Pero que nadie se llame a engaño. Tras romper las reglas del juego, el personaje de Farrell escapa al bosque de los solteros, un mundo asilvestrado y salvaje igualmente reglado y normativo donde una implacable líder (Léa Seydoux) se encarga de vigilar y evitar cualquier aproximación emocional entre sus miembros.
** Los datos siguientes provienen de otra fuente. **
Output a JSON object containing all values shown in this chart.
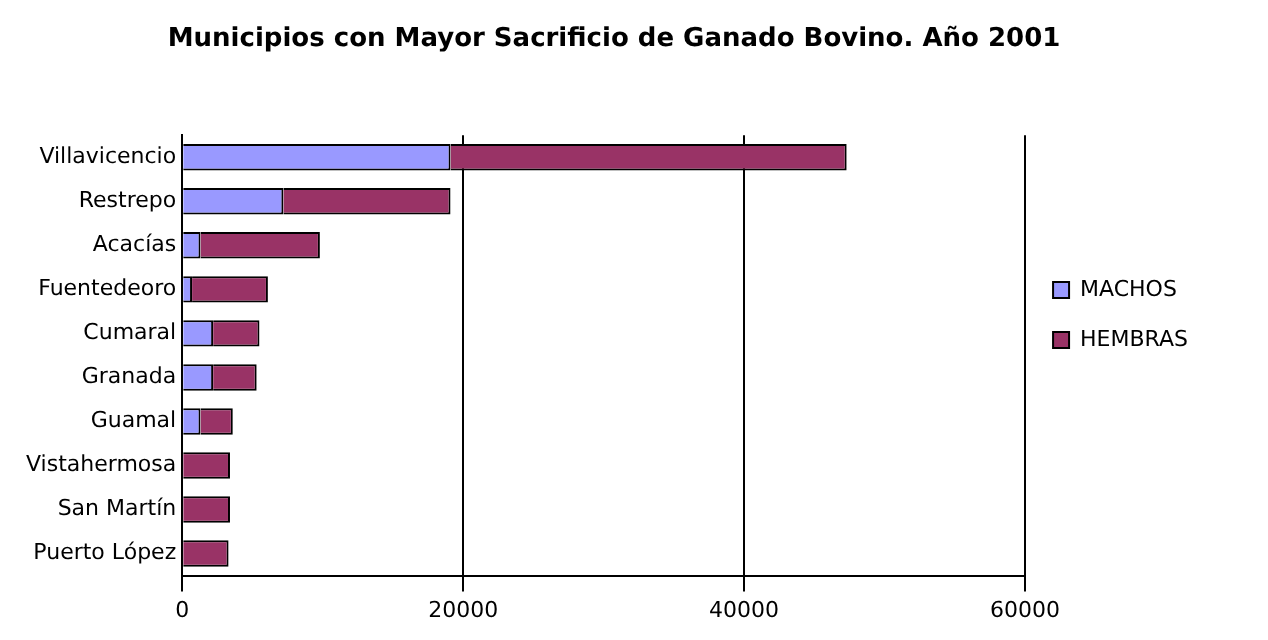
{
  "chart_data": {
    "type": "bar",
    "orientation": "horizontal",
    "stacked": true,
    "title": "Municipios con Mayor Sacrificio de Ganado Bovino. Año 2001",
    "categories": [
      "Villavicencio",
      "Restrepo",
      "Acacías",
      "Fuentedeoro",
      "Cumaral",
      "Granada",
      "Guamal",
      "Vistahermosa",
      "San Martín",
      "Puerto López"
    ],
    "series": [
      {
        "name": "MACHOS",
        "color": "#9999ff",
        "values": [
          19100,
          7200,
          1300,
          700,
          2200,
          2200,
          1300,
          0,
          0,
          0
        ]
      },
      {
        "name": "HEMBRAS",
        "color": "#993366",
        "values": [
          28200,
          11900,
          8500,
          5400,
          3300,
          3100,
          2300,
          3400,
          3400,
          3300
        ]
      }
    ],
    "xlim": [
      0,
      60000
    ],
    "xticks": [
      0,
      20000,
      40000,
      60000
    ],
    "grid": "x",
    "legend": "right"
  }
}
Y es aquí, en medio de todas esas dificultades, donde el personaje encuentra su auténtico “amor” en la figura de Rachel Weisz, un amor a contracorriente y desafiando las reglas como en la narrativa romántica clásica, y de paso el espectador conoce a mitad de la función a quién pertenece la voz en off que le ha acompañado desde el principio, en la que supone una de las decisiones más discutibles de la puesta en escena de esta distópica historia, que sin embargo sale airosa de la difícil prueba de mantener un tono resbaladizo y personal. Y lo consigue con unas adecuadas y convincentes interpretaciones, además de una factura técnica y diseño de producción que potencian esa idea de “fábula”, bosque incluido.
Quizás la película no sea para todos los espectadores, pero su mensaje es rotundo y universal, el matrimonio (o la vida en pareja) es el precio que tenemos que pagar por nuestra incapacidad para asumir la eterna soledad, la dolorosa condición de individuos, y la moneda es la mutilación de alguno de nuestros sentidos, la desintegración del yo, una disyuntiva no resuelta en el magnifico final abierto de la obra.